Inspiration for the things I`d like to share in reaction to this week`s reading , came first from the excerpts of Melville`s journey diaries to the Holy Land that were published translated in "Ha`aretz" for Independence Day, and second from "Game of Thrones".
What captured my attention was the somewhat astonished complaint towards maintenance issues at the doorstep of the church in Jerusalem, expressed in words I now re-translate and rephrase: here is the place where one of the most well known incarnations of God is buried, and you would never guess that from the look of all the garbage and dirt at the door.
 Melville is assuming an amount of Christian pluralism, by not demanding recognition of the full meaning, the amount of holiness this place is supposed to hold; instead it looks like he is simply criticizing from the point of view of just anyone who belongs to the western culture and steps on this place. He doesn`t blame Muslims for not holding same religious belief, as he himself probably does not hold them anymore.

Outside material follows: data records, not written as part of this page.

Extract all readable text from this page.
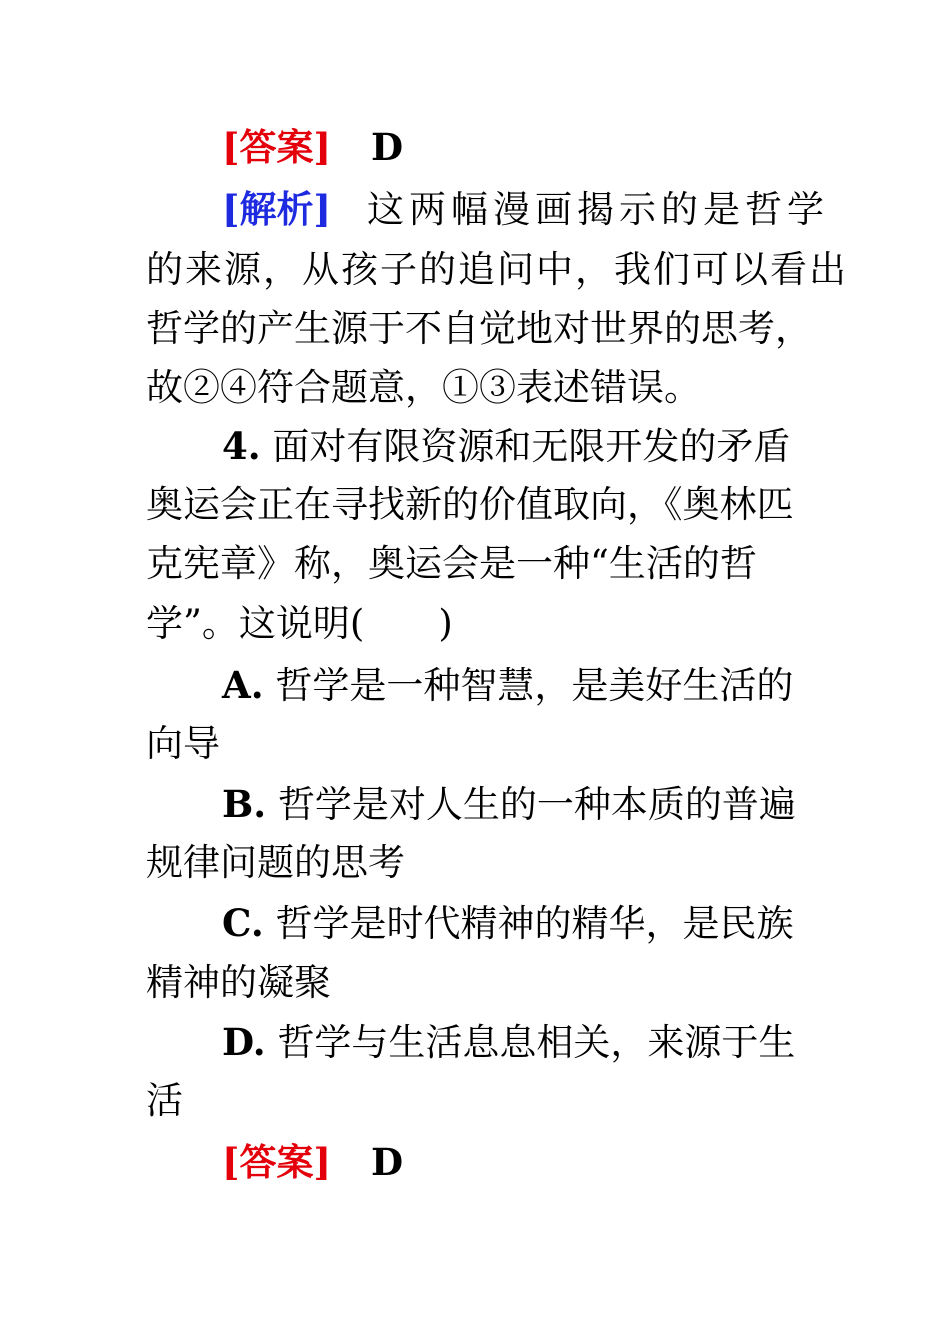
[答案] D
[解析] 这两幅漫画揭示的是哲学
的来源，从孩子的追问中，我们可以看出
哲学的产生源于不自觉地对世界的思考，
故②④符合题意，①③表述错误。
4. 面对有限资源和无限开发的矛盾
奥运会正在寻找新的价值取向，《奥林匹
克宪章》称，奥运会是一种“生活的哲
学”。这说明(　　)
A. 哲学是一种智慧，是美好生活的
向导
B. 哲学是对人生的一种本质的普遍
规律问题的思考
C. 哲学是时代精神的精华，是民族
精神的凝聚
D. 哲学与生活息息相关，来源于生
活
[答案] D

 The place where God is buried is an equivalent to the Iron Throne, by the fact  that the  Arabs of Jerusalem, in Melville`s view,  are like the Dothrakis in this manner: not a so much a religious otherness, but definitely a cultural one. Outsiders to civilization, naively surrounding the center of the world in some respect, but still would not know a thing about that, ignorantly deteriorating it to the savage degree of themselves. Melville is trying to hold both sides, civilized and barbaric as he sees them, at the same time, like Ishmael, through this image of Muslim Arab as measure of otherness.